É óbvio que eu não vou deixar ela no meio desses corpos.
Puxo ela com mais força e jogo dentro de um quarto.
— William?! — Ela grita depois que eu empurro ela pra dentro.
— Você vai ficar aqui por um tempo, girassol.
— Você não é louco de me deixar aqui. Ela fala, elevando o tom de voz.
— Abaixa seu tom. Quem manda aqui sou eu, entendeu? Eu mando. Você obedece.
— Tá enganado! Você é meu marido, não meu pai. Pode até me deixar aqui por um tempo... Mas entenda uma coisa, William: Eu não tenho medo de você. E se eu fiz o que fiz, é porque você tava merecendo. Você achou o quê? Que eu sou idiota? Que eu ia deixar você me trair e ia ficar calada?
Ela fala cada vez mais alto. Gritando.
— Vamos ver se você não tem medo mesmo. Eu digo, frio.
— Eu NÃO tenho medo de você! Eu te odeio, William! ODEIO! Ela fala dando socos no meu peito.
Eu dou dois passos pra trás a cada golpe, até segurar os pulsos dela.
— E você acha que eu te amo? Vai ficar aqui o tempo que for necessário pra entender uma coisa: O único homem que pode te tocar, ou beijar sua boca, sou eu.
Falo isso segurando os pulsos dela, com a outra mão na cintura.
Ela faz uma careta e desvia o olhar.
— Não me toca. Ela fala com raiva.
— Toco sim. Porque você é minha. Eu sussurro no ouvido dela.
— Você disse que ia me deixar aqui, então me deixa. E não me toca.
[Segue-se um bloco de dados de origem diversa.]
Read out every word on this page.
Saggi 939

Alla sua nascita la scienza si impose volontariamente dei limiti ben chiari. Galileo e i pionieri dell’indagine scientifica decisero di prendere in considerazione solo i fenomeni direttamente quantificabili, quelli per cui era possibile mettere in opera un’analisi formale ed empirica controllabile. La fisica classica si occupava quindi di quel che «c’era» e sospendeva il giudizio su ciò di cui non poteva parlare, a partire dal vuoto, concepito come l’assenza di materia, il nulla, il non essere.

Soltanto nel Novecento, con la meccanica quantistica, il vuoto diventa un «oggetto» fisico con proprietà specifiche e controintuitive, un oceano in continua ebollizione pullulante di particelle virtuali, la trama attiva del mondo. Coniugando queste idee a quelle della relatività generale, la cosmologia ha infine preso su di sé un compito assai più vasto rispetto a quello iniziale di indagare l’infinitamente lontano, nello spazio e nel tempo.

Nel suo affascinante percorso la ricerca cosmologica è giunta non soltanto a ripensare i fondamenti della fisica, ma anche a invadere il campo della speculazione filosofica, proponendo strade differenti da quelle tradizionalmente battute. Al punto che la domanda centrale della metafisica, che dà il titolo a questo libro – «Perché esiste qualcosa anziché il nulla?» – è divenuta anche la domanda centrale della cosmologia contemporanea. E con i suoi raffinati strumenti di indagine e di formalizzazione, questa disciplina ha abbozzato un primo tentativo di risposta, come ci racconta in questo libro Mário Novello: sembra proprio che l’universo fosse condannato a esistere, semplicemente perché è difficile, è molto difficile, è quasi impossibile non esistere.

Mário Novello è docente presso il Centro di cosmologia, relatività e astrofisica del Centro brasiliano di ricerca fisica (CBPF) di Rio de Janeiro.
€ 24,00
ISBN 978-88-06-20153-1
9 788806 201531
Ela fala enquanto eu beijo o ombro dela.
— Você vai se entregar pra mim agora! Eu digo firme.
— NUNCA! Ela grita.
Eu a solto. Não quero fazer nada à força. Ela vai se entregar mais cedo ou mais tarde.
Solto ela e saio do quarto, trancando a porta.
— Você me paga, William! Ela grita lá de dentro.
Eu saio da cabana esperando ouvir mais gritos... Mas nada.
Silêncio.
Entro no carro e dou a partida.
Volto pra casa.
Chego às 01:35 da manhã. Todos já estavam dormindo.
Entro no meu quarto, tiro a camisa e vou pro banheiro. Tomo um banho.
Depois do banho, deito na cama.
Me viro pra lá e pra cá.
Não consigo dormir.
Até que, depois de muito tempo, o sono finalmente vem.